Мое отношение к тебе и моя оценка тебя такие: как я смолоду любил тебя, так я, не.переставая, несмотря на разные причины охлаждения, любил и люблю тебя. Причины охлаждения эти были (не говорю о прекращении брачных отношений — такое прекращение могло только устранить обманчивые выражения не настоящей любви) — причины эти были, во-1-х, все большее и большее удаление мое от интересов мирской жизни и мое отвращение к ним, тогда как ты не хотела и не могла расстаться, не имея в душе тех основ, которые привели меня к моим убеждениям, что очень естественно и в чем я не упрекаю тебя. Это во-1-х. Во-вторых (прости меня, если то, что я скажу, будет неприятно тебе, но то, что теперь между нами происходит, так важно, что надо не бояться высказывать и выслушивать всю правду), во-вторых, характер твой в последние годы все больше и больше становился раздражительным, деспотичным и несдержанным. Проявления этих черт характера не могли не охлаждать — не самое чувство, а выражение его. Это во-2-х. В-третьих. Главная причина была роковая та, в которой одинаково не виноваты ни я, ни ты, — это наше совершенно противоположное понимание смысла и цели жизни. Все в наших пониманиях жизни было прямо противоположно: и образ жизни, и отношение к людям, и средства к жизни — собственность, которую я считал грехом, а ты — необходимым условием жизни».

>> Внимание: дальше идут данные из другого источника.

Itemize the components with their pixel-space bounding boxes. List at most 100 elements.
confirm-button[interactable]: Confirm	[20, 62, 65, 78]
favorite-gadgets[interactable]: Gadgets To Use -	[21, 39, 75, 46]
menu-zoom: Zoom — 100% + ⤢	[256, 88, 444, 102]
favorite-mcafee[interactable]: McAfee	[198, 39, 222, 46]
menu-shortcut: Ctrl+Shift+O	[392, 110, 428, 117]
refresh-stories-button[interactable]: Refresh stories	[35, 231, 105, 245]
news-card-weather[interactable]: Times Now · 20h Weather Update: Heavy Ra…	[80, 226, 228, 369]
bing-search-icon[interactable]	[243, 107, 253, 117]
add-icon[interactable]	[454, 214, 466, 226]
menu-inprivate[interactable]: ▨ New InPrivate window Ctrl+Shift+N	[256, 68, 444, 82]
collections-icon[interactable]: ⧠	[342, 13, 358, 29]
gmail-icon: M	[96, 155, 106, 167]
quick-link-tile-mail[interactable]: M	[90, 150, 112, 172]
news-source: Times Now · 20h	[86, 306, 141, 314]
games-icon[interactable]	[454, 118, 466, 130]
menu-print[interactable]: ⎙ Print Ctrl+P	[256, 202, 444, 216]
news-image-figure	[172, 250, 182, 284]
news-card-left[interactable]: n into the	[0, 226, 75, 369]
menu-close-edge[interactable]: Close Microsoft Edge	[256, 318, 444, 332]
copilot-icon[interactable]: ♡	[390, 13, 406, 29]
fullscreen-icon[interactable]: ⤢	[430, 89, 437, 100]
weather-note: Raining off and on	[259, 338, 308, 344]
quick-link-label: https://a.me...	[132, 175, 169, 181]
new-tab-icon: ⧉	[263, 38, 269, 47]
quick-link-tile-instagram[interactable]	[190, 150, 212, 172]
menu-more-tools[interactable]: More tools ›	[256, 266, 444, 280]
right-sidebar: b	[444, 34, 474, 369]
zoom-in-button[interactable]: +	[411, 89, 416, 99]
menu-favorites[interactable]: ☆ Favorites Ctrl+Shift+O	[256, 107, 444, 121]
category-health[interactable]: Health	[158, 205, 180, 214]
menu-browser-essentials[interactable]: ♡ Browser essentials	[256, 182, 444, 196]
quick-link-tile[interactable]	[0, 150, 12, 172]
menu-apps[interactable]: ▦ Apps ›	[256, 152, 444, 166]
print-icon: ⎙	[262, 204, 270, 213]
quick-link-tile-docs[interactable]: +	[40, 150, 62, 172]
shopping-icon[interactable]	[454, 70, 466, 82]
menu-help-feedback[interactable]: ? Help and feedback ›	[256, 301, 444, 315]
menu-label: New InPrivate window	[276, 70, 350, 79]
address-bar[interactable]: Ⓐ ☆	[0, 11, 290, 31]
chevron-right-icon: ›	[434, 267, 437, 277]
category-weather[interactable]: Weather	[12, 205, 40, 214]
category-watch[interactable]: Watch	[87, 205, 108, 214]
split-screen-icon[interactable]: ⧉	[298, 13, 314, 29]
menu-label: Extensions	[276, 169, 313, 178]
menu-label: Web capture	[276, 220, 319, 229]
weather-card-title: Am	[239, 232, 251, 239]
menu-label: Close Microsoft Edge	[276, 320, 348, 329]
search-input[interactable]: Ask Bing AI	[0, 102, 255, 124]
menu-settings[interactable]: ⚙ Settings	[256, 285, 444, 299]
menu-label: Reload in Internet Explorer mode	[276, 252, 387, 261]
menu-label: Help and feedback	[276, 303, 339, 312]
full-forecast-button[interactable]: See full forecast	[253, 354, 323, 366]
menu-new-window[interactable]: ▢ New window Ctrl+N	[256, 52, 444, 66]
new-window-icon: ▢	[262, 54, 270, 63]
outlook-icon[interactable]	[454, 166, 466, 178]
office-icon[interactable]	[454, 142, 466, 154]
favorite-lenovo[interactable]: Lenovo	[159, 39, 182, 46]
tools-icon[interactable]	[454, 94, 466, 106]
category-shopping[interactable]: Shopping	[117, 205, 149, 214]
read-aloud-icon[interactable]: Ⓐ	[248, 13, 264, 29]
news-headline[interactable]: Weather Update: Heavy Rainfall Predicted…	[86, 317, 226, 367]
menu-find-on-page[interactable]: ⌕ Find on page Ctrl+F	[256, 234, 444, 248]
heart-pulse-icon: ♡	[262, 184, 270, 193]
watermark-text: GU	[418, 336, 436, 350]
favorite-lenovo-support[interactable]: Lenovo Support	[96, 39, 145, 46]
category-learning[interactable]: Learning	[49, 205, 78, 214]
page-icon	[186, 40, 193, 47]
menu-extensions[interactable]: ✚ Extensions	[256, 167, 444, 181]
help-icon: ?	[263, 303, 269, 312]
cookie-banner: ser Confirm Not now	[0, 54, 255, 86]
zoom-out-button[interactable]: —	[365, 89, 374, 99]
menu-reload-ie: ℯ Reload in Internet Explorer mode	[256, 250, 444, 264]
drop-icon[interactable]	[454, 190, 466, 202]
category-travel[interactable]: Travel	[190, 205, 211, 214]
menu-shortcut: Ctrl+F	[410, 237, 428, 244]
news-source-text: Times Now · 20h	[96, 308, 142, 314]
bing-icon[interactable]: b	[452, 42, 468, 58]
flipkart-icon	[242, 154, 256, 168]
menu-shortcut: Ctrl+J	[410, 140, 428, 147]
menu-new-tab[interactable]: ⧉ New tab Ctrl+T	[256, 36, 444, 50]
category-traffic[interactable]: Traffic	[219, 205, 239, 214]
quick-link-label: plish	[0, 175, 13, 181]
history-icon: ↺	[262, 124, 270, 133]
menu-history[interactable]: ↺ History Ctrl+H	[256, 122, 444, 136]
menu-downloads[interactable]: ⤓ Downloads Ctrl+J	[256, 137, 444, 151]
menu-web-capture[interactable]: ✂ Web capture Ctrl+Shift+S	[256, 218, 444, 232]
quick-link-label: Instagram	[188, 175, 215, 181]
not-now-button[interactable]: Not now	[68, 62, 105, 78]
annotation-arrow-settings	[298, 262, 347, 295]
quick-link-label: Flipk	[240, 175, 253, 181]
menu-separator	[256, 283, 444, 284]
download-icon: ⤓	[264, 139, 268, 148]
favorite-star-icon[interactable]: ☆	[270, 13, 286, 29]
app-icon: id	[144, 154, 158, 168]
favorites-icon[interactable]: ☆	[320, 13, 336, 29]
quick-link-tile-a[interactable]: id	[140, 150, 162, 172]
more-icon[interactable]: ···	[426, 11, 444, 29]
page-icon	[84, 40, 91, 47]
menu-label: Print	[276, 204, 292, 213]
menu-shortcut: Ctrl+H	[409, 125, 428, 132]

Разумеется, он не мог не постараться обелить себя: «Я в образе жизни, чтобы не расставаться с тобой, подчинялся тяжелым для меня условиям жизни, ты же принимала это за уступки твоим взглядам, и недоразумение между нами росло все больше и больше. Были и еще другие причины охлаждения, виною которых были мы оба, но я не стану говорить про них, потому что они не идут к делу. Дело в том, что я, несмотря на все бывшие недоразумения, не переставал любить и ценить тебя».
Затем Толстой немножко покаялся: «За то же, что ты не пошла за мной в моем исключительном духовном движении, я не могу упрекать тебя и не упрекаю, потому что духовная жизнь каждого человека есть тайна этого человека с Богом, и требовать от него другим людям ничего нельзя. И если я требовал от тебя, то я ошибался и виноват в этом».
И даже выразил готовность пойти ради жены на великую жертву, отказавшись видеться с Чертковым. Невозможно поверить в то, что он был искренен, когда писал:
«4) Это то, что если в данную минуту тебе тяжелы мои отношения с Чертковым, то я готов не видаться с ним, хотя скажу, что это мне не столько для меня неприятно, сколько для него, зная, как это будет тяжело для него. Но если ты хочешь, я сделаю».
А вот пятый пункт письма выглядит совершенно естественно и сомнений в искренности Толстого не вызывает: «. ..если ты не примешь этих моих условий доброй, мирной жизни, то я беру назад свое обещание не уезжать от тебя. Я уеду. Уеду, наверное, не к Черткову. Даже поставлю непременным условием то, чтобы он не приезжал жить около меня, но уеду непременно, потому что дальше так жить, как мы живем теперь, невозможно».
Завершалось письмо чем-то вроде лирического отступления: «Я бы мог продолжать жить так, если бы я мог спокойно переносить твои страдания, но я не могу. Вчера ты ушла взволнованная, страдающая. Я хотел спать лечь, но стал не то что думать, а чувствовать тебя, и не спал и слушал до часу, до двух — и опять просыпался и слушал и во сне или почти во сне видел тебя. Подумай спокойно, милый друг, послушай своего сердца, почувствуй, и ты решишь все, как должно. Про себя же скажу, что я с своей стороны решил все так, что иначе не могу, не могу. Перестань, голубушка, мучить не других, а себя, себя, потому что ты страдаешь в сто раз больше всех».
После некоторых проволочек Чертков был вынужден вернуть дневники, предварительно списав оттуда все пикантное, все записи в той или иной мере компрометирующие Софью Андреевну. Дневники привезла от него Александра Львовна.